– Разве вы не молитесь перед сном?
– Нет, – ответил я, – я не молюсь. Наверное, я в этом просто не разбираюсь.
– Тогда мы тебя научим, – сказала Сэди. – Молиться нужно каждый день – самое меньшее три раза. Иначе будешь гореть в аду.
На этих словах мы расстались. Я дал ей торжественное обещание, что попробую молиться – во всяком случае, перед сном. Уходя, однако, я неожиданно задал себе вопрос: о чем, собственно, должен я молить Господа? И едва не побежал вслед за Сэди, чтобы спросить у нее. Слово «прегрешения» судорожно билось в моем сознании. Какие прегрешения, прегрешения в чем? Червь сомнения продолжал грызть меня. Интересно, что греховного я совершил? Лгал я редко, и если лгал, то только матери. И ни у кого, кроме матери, ничего и никогда не крал. В чем мне исповедоваться? Мне и в голову не приходило, что, соврав матери или утащив у нее что-нибудь, я грешу. А как еще я мог поступить, если она меня не понимает и отказывается понять? Попробуй она взглянуть на вещи с моей точки зрения, так, наверное, иначе восприняла бы мое поведение. Вот как мне это представлялось.
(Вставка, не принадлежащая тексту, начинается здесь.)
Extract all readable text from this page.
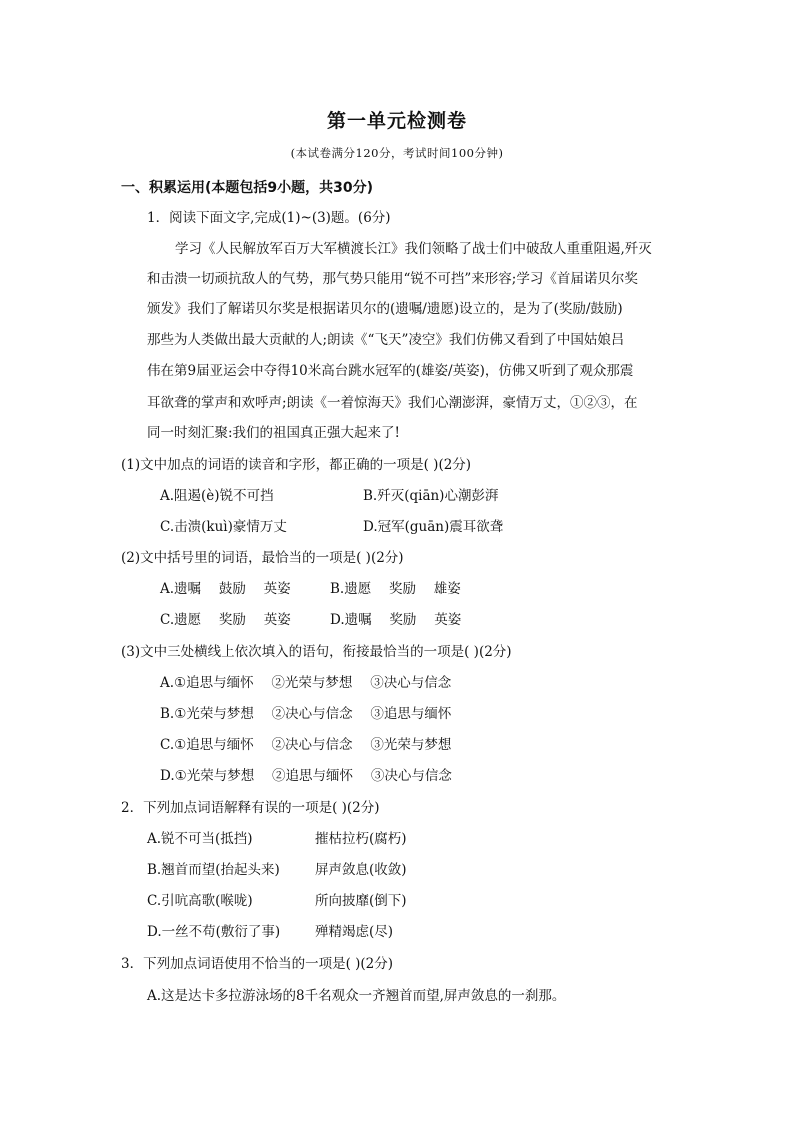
第一单元检测卷
(本试卷满分120分，考试时间100分钟)
一、积累运用(本题包括9小题，共30分)
1．阅读下面文字,完成(1)~(3)题。(6分)
学习《人民解放军百万大军横渡长江》我们领略了战士们中破敌人重重阻遏,歼灭
和击溃一切顽抗敌人的气势，那气势只能用“锐不可挡”来形容;学习《首届诺贝尔奖
颁发》我们了解诺贝尔奖是根据诺贝尔的(遗嘱/遗愿)设立的，是为了(奖励/鼓励)
那些为人类做出最大贡献的人;朗读《“飞天”凌空》我们仿佛又看到了中国姑娘吕
伟在第9届亚运会中夺得10米高台跳水冠军的(雄姿/英姿)，仿佛又听到了观众那震
耳欲聋的掌声和欢呼声;朗读《一着惊海天》我们心潮澎湃，豪情万丈，①②③，在
同一时刻汇聚:我们的祖国真正强大起来了!
(1)文中加点的词语的读音和字形，都正确的一项是( )(2分)
A.阻遏(è)锐不可挡	B.歼灭(qiān)心潮彭湃
C.击溃(kuì)豪情万丈	D.冠军(guān)震耳欲聋
(2)文中括号里的词语，最恰当的一项是( )(2分)
A.遗嘱　 鼓励　 英姿	B.遗愿　 奖励　 雄姿
C.遗愿　 奖励　 英姿	D.遗嘱　 奖励　 英姿
(3)文中三处横线上依次填入的语句，衔接最恰当的一项是( )(2分)
A.①追思与缅怀　 ②光荣与梦想　 ③决心与信念
B.①光荣与梦想　 ②决心与信念　 ③追思与缅怀
C.①追思与缅怀　 ②决心与信念　 ③光荣与梦想
D.①光荣与梦想　 ②追思与缅怀　 ③决心与信念
2．下列加点词语解释有误的一项是( )(2分)
A.锐不可当(抵挡)	摧枯拉朽(腐朽)
B.翘首而望(抬起头来)	屏声敛息(收敛)
C.引吭高歌(喉咙)	所向披靡(倒下)
D.一丝不苟(敷衍了事)	殚精竭虑(尽)
3．下列加点词语使用不恰当的一项是( )(2分)
A.这是达卡多拉游泳场的8千名观众一齐翘首而望,屏声敛息的一刹那。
Мысленно разбирая наш с Сэди разговор и вспоминая печальный сумрак, наполнявший их дом, я подумал, что, может, не доверяя католикам, мать была не так уж и не права? Мы, например, дома никогда не молились, однако жизнь в нем шла своим чередом. Да и имя Господа никто в нашей семье не упоминал. Тем не менее Он никого из нас не наказал. Постепенно я пришел к выводу, что католики, наверное, от природы очень суеверны, совсем как язычники. Невежественные идолопоклонники, осторожный и трусливый народец, не имеющий достаточной воли и не желающий отвечать за себя. Больше я на мессу никогда не пойду. В сущности, их церковь – та же тюрьма! И тут случайной вспышкой на меня снизошло озарение: может, если бы все в семье Сэди не думали так много о Господе, они были бы побогаче? Все у них уходило на церковь и на священников, то есть на тех, кто всегда просит милостыню. А вот мне священники не нравились никогда. По мне, слишком они гордые и от довольства просто лоснятся. Да ну их к черту! И к черту их свечи, их четки, их распятия – и их непорочных дев!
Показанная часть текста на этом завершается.